I have recently, and without comment drastically reduced my friends list. If I've removed you, none of it is because I didn't like you. I removed a lot of people I really feel a sincere attachment to. Which is weird, cause I always thought computer friendships were weird. Mostly, I needed to change something ASAP cause I was going downhill fast and this seemed to be it for the following reasons. I'm seriously surprised at the number of you who noticed so quickly. It'd probably take me a month to start wondering where someone went because people disappear for a while and come back all the time. Plus some of you never comment so I'm really surprised you noticed.

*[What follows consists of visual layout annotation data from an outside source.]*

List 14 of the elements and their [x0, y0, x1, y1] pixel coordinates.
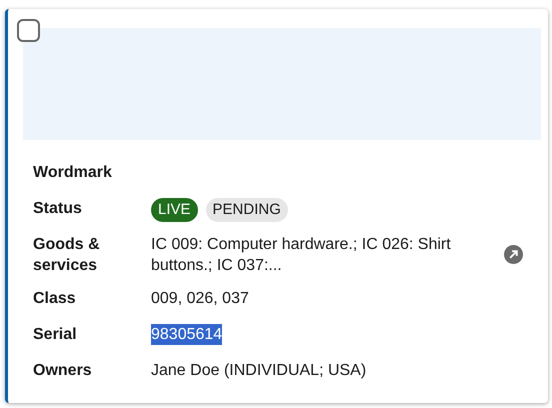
field-label: Status [33, 199, 83, 219]
open-link-icon[interactable] [504, 245, 523, 264]
field-label: Goods & services [33, 235, 101, 276]
status-tag: PENDING [206, 198, 288, 222]
field-label: Owners [33, 361, 93, 381]
field-value: Jane Doe (INDIVIDUAL; USA) [151, 361, 366, 381]
field-value: IC 009: Computer hardware.; IC 026: Shirt buttons.; IC 037:... [151, 235, 452, 276]
field-label: Serial [33, 325, 78, 345]
status-tag: LIVE [151, 198, 198, 222]
field-value: 98305614 [151, 324, 222, 345]
select-checkbox[interactable] [17, 19, 40, 42]
field-value: 009, 026, 037 [151, 289, 249, 309]
field-label: Wordmark [33, 163, 113, 183]
field-label: Class [33, 289, 77, 309]
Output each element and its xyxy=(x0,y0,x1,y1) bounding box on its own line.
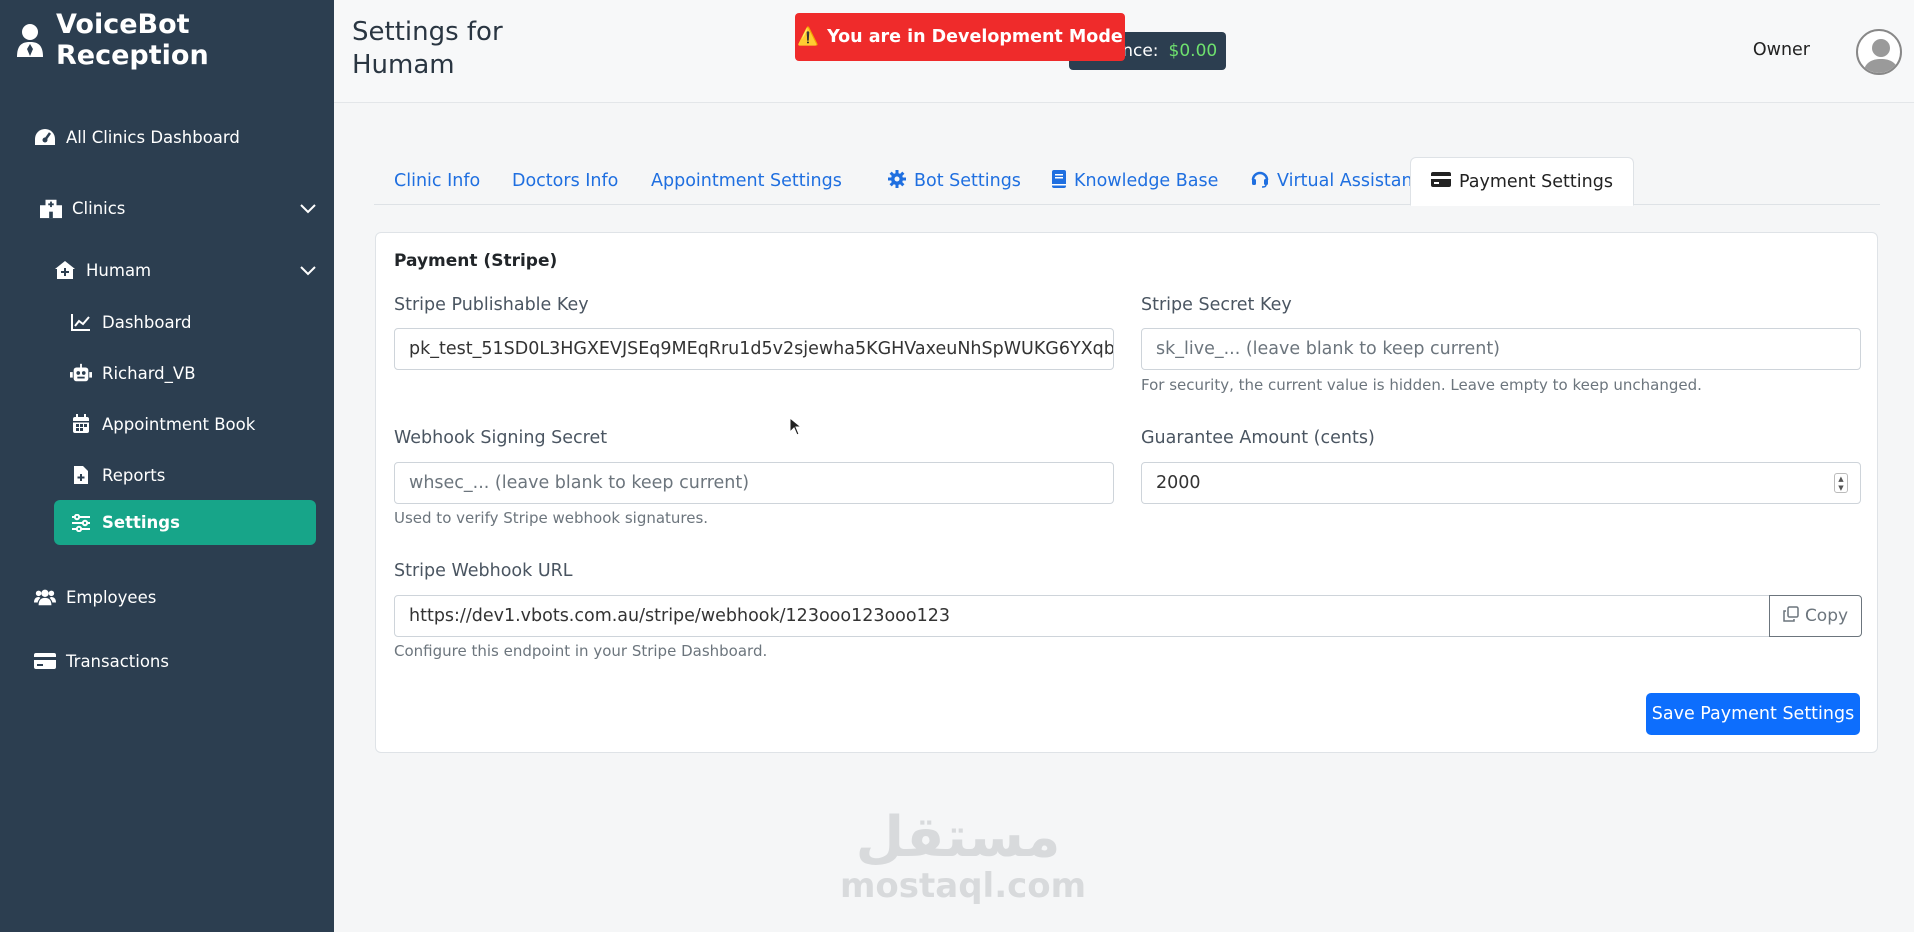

The sudden break was me needing to do something to get myself out of my head and back into life. I recognized some things going on during all this life-stress and realized that I really didn't want to fall into the old depression trap of retreating into my head and spending hours on the computer. I refuse to go back to that isolated depression break up or not. I have enough trouble trying not to "zone out" long enough to enjoy the real world and get all my work done. Basically, I needed to spend less time on LJ and reducing my friend's list is the best way for me to do that. Maybe the only way. It's easy enough to say, "just don't spend so much time on LJ." but it doesn't work that way for me. I needed to do this FOR ME, not as an action against any one of you. Everyone was hard to remove because I like you all so much. So please forgive me if I gave the wrong impression. I just didn't have the time, energy, or access to sit down and write this. Most (all?) of you have like 50-500 people on your friend's list and I have no clue how you do it.
If you're still feeling slighted please don't. I cut a couple of my oldest friends on LJ. People who actually read the FIRST entries of my LAST journal two and a half years ago. These cuts were the most difficult but we've grown apart and I think you know that. Most of those friendships were made in the worst stages of my ED and I am not that person any more. My life changes dramaticly on a frequent basis and needs my attention. Detroit, Minnesota, Iowa, boyfriend or no, sickness or health... The drastic onset of this action is a reflection of the quick changes I experience daily and my urgent need to find more effective ways to stay focused on my studies. Boards are coming up again and I've just lost two months of learning. Plus we start later than other schools so I feel like I'm 4 months behind! It's time for me to get serious fast. Someday, I'm going to have to be the doctor. I'm going to have to run a code and save someone's life. That day is only a year away and I have about 9 million things to learn between now and then.
In case you've missed it, here are the sources of this week's stress.
The worst period I've had in years accompanied by PMS from hell.
Broken car, computer, and rice cooker.
Recent break up with boyfriend who I've just seen for the first time a week ago.
The need to move around from place to place every month or so.
A return to school after a two month break and a long sickness.
Having three people say they'll write me a recommendation but not having any of in hand.
I have two tests to schedule on rotations I did months ago but didn't take the tests due to illness.
Broken favorite sex toy and all my other one's at Matt's still cause I keep forgetting to pick them up.
Needing to schedule rotations asap and start writing my applications to residency programs.
Having all my close friends and family scattered in different states no more than two to a city. (OR, CA, IA, MN, SC, AZ, NM, IL, MI, MO, CO)
My life is hella stressful and my future patients and I don't have the kind of time it takes for my old poor coping skills to work themselves out. It's time for a change. A big change. An aggressive move forward. I apologize for not saying anything sooner, but this weekend I felt myself swirling down fast and this was the best way I had to stop and feel myself gain forward momentum again. The only way I could think of doing this was to cut myself off from the past in a big way.
If you still have further questions/comments I promise to respond to any comments.
With much sadness and love,
karen
PS I forget on a regular basis to make my entries "friend's only" so if you really want to stay in touch on a much less frequent but not non-existant basis, I'm sure you'll be able to read a lot of my entries in the future.